Rainald Goetz in loslabern writes about the opposite conceptual model: his epiphany during a cab ride of writing a book that already incorporates all possible interpretations of it, every answer to all possible interview questions aimed at the author during the post-publication machinery of heuristics and PR, a book that could be text + kritik at the same time. He calls it all-in-one literature but also recognises that it would entail its own imprisonment: he sees “das Knasthafte dieser Literaturkonzeption”.
Jorge Luis Borges writes:
“Why does it make us uneasy to know that the map is within the map and the thousand and one nights are within The 1001 Nights? Why does it disquiet us to know that Don Quixote is the reader of the Quixote, and Hamlet is a spectator in Hamlet? I believe I have found the answer: those inversions suggest that if the characters in a story can be readers or spectators, then we, their readers or spectators, can be fictitious. In 1833 Carlyle observed that universal history is an infinite sacred book that all men write and read and try to understand, and in which they too are written.”

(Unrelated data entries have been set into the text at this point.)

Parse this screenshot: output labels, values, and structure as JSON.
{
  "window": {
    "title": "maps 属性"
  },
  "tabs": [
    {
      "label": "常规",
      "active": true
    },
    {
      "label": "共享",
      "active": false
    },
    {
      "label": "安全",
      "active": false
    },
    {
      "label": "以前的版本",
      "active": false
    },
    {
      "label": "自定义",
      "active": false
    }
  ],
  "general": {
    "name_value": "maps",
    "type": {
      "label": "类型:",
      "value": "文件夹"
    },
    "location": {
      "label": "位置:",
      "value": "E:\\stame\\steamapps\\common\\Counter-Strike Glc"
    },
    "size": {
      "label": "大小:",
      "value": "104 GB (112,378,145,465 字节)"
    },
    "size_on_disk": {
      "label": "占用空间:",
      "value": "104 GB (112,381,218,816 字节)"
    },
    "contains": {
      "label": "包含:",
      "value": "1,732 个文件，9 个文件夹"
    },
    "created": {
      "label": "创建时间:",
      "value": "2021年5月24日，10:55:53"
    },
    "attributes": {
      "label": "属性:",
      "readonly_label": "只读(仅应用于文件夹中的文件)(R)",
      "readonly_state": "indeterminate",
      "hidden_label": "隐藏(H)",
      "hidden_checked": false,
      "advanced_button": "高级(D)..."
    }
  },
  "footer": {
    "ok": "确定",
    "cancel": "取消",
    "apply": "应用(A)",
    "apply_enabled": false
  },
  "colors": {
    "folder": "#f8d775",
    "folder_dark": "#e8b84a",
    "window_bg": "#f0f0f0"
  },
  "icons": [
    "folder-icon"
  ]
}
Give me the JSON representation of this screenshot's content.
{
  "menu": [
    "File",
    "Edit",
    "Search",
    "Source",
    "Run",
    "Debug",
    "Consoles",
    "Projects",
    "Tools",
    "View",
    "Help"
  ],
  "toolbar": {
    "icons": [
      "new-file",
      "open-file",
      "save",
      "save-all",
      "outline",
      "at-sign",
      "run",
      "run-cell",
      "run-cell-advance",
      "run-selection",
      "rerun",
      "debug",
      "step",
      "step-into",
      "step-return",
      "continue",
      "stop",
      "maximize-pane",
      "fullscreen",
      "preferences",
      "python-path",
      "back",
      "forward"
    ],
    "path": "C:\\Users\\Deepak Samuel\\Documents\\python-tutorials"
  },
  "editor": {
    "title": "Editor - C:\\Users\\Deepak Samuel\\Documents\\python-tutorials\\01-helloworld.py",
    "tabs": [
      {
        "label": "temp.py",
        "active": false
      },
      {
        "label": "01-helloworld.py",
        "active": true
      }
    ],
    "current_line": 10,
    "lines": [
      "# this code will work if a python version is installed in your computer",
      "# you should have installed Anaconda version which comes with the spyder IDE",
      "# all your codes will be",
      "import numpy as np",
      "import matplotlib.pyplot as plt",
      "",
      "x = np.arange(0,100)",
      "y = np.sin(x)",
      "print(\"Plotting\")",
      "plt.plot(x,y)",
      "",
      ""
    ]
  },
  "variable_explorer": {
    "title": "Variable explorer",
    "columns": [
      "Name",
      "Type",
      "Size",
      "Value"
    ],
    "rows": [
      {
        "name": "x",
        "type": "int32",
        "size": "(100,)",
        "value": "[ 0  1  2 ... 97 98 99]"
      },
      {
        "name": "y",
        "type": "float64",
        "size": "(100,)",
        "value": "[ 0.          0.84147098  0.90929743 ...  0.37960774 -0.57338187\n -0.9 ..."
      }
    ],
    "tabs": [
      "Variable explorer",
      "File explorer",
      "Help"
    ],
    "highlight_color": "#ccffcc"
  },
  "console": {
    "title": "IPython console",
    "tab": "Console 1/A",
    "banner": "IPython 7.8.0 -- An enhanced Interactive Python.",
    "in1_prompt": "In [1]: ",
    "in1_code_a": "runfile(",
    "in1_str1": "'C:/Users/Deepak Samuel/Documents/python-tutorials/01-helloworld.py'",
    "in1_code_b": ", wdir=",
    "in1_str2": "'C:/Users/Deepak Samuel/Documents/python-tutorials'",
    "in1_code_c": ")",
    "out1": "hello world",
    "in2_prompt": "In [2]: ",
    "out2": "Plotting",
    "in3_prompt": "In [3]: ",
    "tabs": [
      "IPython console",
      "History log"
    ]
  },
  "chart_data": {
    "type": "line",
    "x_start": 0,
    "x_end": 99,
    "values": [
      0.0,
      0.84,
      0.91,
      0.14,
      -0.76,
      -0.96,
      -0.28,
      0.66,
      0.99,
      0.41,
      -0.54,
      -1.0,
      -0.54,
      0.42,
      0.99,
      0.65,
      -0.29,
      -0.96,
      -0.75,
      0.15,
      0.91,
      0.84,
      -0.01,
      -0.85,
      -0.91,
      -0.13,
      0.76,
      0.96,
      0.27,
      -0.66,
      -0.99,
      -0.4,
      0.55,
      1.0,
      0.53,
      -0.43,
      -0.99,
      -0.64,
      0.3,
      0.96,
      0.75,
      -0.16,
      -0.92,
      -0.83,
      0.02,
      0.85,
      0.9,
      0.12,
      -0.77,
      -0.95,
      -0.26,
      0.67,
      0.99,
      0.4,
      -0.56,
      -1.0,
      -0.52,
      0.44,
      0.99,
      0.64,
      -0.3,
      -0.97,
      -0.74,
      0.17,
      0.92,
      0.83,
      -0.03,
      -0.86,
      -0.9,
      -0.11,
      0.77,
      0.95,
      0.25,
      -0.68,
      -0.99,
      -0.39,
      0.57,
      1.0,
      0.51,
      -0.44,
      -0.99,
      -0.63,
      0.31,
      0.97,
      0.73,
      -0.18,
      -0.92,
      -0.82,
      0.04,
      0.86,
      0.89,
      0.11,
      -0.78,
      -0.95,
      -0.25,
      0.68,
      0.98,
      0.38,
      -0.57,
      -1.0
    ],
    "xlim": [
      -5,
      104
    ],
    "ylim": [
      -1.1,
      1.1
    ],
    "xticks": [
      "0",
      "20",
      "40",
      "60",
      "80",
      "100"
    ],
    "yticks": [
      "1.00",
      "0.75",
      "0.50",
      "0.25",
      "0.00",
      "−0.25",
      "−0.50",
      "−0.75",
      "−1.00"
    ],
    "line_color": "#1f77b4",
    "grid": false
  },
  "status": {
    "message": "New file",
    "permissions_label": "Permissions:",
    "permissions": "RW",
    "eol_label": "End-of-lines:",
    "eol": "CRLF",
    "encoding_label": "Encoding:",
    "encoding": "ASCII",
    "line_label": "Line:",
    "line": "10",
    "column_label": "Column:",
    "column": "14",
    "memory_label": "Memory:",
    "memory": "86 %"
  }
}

Flann O’Brien (aka Brian O’Nolan), the somewhat forgotten Irish author of surrealist meta-fiction (I always liked the name Meta for a girl), conceived of a novel in 1939 in which the protagonist, a writer, is confronted by his unruly characters. Several of the characters in At Swim-Two-Birds conspire to drug their author in order to have more free time while he is sleeping. At the same time, Trellis, the “writer”, falls in love with and knocks up Sheila, one of his characters. The hybrid love-child Orlick then in turn becomes a writer and inverts the Hegelian master-slave relationship by conceiving of a novel in which his father-author is tried and convicted by his own creations. A symbolic and prosaic patricide can be averted at the last minute when Trellick, a student in real life, passes his exams and the novel ends.

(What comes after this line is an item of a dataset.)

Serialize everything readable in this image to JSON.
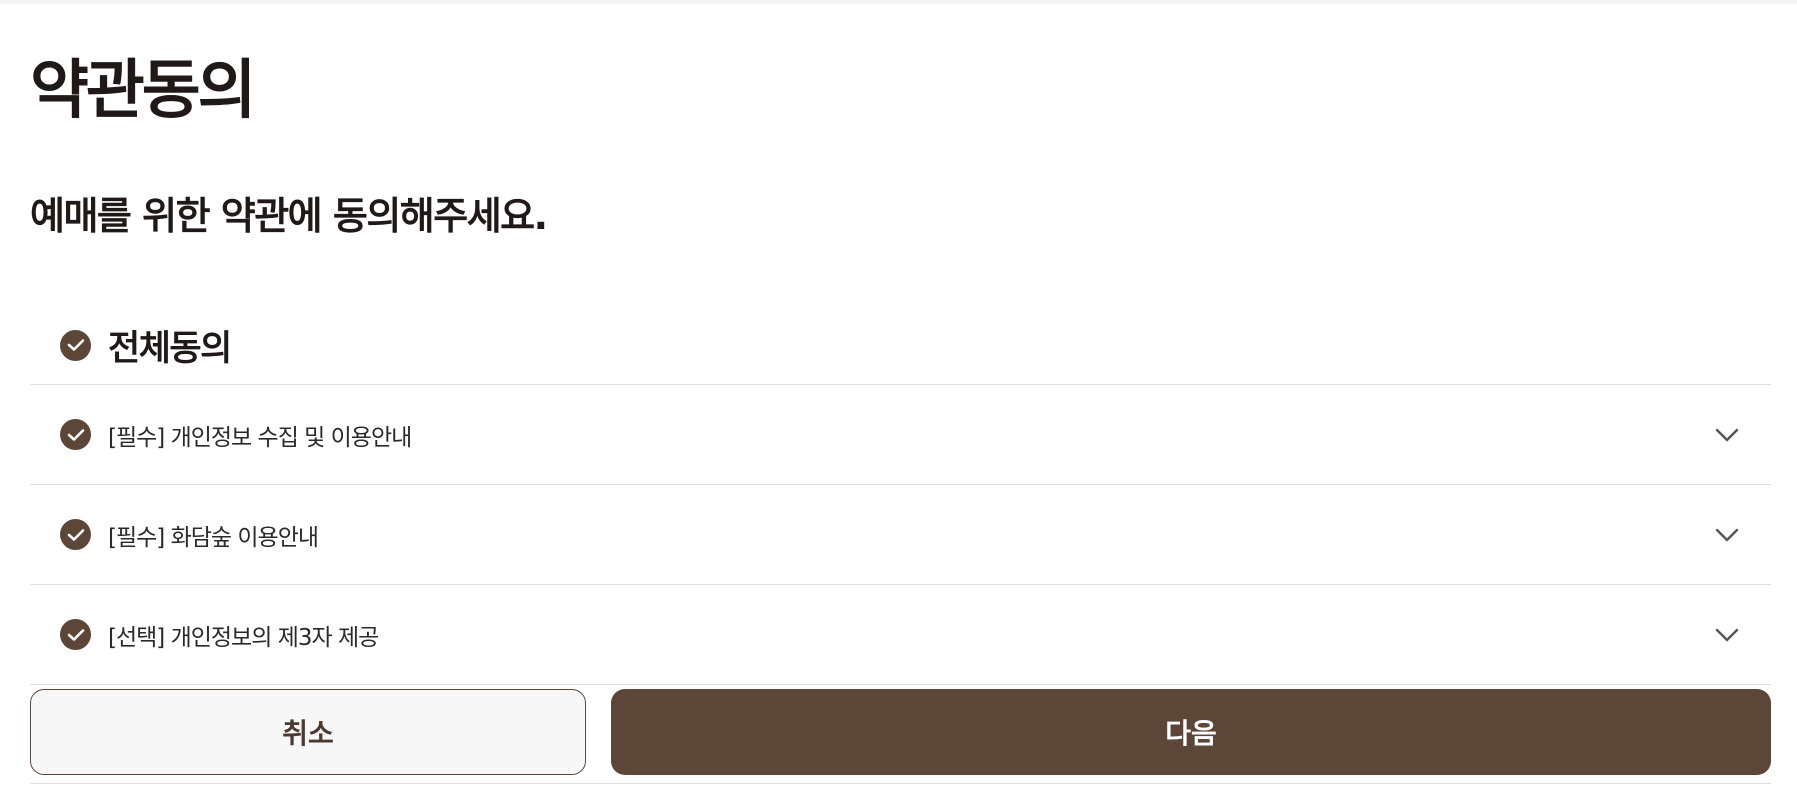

Hemingway used the motif of the iceberg – of which only ten percent floats above water and is therefore visible – to advocate a writing theory of omission, of austerity. Cutting away whatever is not absolutely necessary for the plot, leaving the real psychological development of the narrative to the white space between the letters and the lines. The darkness of the looming symbolism lurks under water. However, to come back to Brittany’s question about omniscience, Hemingway did attest that the author needed to know everything that he was omitting:
“A few things I have found to be true. If you leave out important things or events that you know about, the story is strengthened. If you leave or skip something because you do not know it, the story will be worthless. The test of any story is how very good the stuff that you, not your editors, omit.”
The best stories are unwritten, omitted. The same counts for 60pages. A mesh of things unsaid, hinted at, insinuated, encoded, alluded to, not yet thought of, projected, imagined. I don’t think I quite believe in Hemingway’s theory of authorial sovereignty – in my experience, the texts lead a life of their own and are messing with me more than I am messing with them.